Gandhi conceived of the residence, a holiday home for a Swiss lawyer, as a classic hip roof separated from the boxy undergirding of a typical Nova Scotian house. He built it in 2017 using the same wooden trusses that support similar roofs all over the province: a basic structure amphibiously evolving, its appendages pushing up against a sturdy membrane of knotty, gray wood. “The land here is not just beautiful but untouched, so we wanted to produce something that felt, if you squinted your eyes, like it was always there,” Gandhi says. “Not like a heritage house, but like an organism.”

Though Gandhi’s projects are dramatically different in form, such consideration of their remote, subarctic backdrop connects them to one another — they “look like they could only be in Nova Scotia,” he says. It’s a slow, tough place, surrounded either by water that seems like it might be happier as ice or, on the southern coast, by trees so sparse and stunted that they probably would have preferred to grow elsewhere.
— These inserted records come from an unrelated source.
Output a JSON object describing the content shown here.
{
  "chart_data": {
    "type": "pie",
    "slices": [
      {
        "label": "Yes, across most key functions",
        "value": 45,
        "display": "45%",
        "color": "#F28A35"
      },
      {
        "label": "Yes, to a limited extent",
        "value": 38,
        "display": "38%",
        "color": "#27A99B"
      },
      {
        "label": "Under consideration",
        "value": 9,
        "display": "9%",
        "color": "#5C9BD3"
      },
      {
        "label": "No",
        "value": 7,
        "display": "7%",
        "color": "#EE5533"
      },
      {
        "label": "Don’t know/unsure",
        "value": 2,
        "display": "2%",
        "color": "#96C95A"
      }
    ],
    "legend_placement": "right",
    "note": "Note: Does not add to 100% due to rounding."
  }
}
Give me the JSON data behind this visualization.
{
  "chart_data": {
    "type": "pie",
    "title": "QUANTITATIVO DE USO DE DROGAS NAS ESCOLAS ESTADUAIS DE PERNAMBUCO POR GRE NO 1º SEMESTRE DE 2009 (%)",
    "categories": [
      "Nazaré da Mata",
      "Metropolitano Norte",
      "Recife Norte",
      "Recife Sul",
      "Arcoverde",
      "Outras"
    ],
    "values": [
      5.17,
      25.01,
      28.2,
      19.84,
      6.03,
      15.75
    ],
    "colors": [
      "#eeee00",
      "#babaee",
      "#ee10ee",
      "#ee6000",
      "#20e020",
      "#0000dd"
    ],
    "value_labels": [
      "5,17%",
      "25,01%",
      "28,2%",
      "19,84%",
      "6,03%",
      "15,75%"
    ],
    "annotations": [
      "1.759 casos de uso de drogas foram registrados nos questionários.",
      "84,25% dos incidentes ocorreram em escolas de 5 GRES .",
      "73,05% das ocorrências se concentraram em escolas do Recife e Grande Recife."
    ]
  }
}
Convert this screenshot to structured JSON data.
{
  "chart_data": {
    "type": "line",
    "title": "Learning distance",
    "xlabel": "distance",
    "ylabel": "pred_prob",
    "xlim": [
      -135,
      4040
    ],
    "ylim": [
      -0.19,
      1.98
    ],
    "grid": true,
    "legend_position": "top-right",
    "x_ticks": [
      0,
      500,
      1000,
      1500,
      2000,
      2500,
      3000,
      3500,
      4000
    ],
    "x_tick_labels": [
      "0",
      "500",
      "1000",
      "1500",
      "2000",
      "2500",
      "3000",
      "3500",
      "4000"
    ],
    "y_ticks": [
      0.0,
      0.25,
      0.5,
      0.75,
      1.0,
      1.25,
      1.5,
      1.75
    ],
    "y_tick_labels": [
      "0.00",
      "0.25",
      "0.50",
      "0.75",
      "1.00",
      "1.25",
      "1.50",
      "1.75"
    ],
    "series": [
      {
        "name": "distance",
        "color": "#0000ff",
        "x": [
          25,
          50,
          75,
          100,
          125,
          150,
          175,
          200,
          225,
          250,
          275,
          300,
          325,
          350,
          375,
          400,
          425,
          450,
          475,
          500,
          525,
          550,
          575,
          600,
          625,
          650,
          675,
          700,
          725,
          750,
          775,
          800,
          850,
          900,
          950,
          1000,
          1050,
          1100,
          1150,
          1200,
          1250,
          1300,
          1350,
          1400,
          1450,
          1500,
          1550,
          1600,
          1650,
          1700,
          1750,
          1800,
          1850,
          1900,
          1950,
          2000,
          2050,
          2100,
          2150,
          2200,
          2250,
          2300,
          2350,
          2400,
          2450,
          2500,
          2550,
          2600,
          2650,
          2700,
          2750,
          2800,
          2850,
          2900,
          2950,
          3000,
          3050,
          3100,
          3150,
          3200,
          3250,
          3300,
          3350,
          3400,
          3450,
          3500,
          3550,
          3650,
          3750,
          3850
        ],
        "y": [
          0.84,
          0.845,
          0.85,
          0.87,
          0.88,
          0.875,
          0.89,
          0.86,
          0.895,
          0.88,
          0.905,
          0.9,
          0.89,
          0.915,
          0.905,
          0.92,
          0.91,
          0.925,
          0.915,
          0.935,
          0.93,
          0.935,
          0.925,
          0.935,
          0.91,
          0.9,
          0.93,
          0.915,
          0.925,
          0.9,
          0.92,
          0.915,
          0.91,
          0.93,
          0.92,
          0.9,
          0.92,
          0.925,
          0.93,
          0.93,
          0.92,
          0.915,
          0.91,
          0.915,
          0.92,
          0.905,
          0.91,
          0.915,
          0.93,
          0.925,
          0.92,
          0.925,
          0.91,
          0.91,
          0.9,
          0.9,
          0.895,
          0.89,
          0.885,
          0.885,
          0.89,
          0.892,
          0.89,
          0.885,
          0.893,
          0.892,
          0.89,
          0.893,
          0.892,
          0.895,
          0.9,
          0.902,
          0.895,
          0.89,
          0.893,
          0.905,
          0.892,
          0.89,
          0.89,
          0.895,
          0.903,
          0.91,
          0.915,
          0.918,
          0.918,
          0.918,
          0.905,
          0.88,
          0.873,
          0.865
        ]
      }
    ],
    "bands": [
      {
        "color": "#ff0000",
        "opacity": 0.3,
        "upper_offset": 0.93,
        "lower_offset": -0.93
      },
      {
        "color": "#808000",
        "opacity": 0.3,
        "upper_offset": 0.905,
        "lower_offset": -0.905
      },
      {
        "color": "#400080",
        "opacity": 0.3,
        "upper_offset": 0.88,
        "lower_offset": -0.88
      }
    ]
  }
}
Whether reaching up or crouching down or rushing forward, the homes look frozen at a critical moment in their evolution, giving the unsettling impression that they might well lurch into motion the moment you turn your back. It’s the architectural analogue of an unshakable childhood fantasy: That nothing is truly inanimate, that anything — even, as in Sendak’s book, the walls of an ordinary house — might, at any moment, come miraculously to life.

A correction was made on 
Feb. 3, 2020

An earlier version of this article misspelled the surname of one of Omar Gandhi's clients; he is Jonah Samson, not Sampson. The article also referred incorrectly to Charles Darwin’s 1859 theory of evolution. Darwin hypothesized that evolution happened gradually, not in dramatic bursts. And the article and an accompanying picture caption referred incompletely to the designers of Rabbit Snare Gorge; they were Design Base 8 and Omar Gandhi, not solely Omar Gandhi.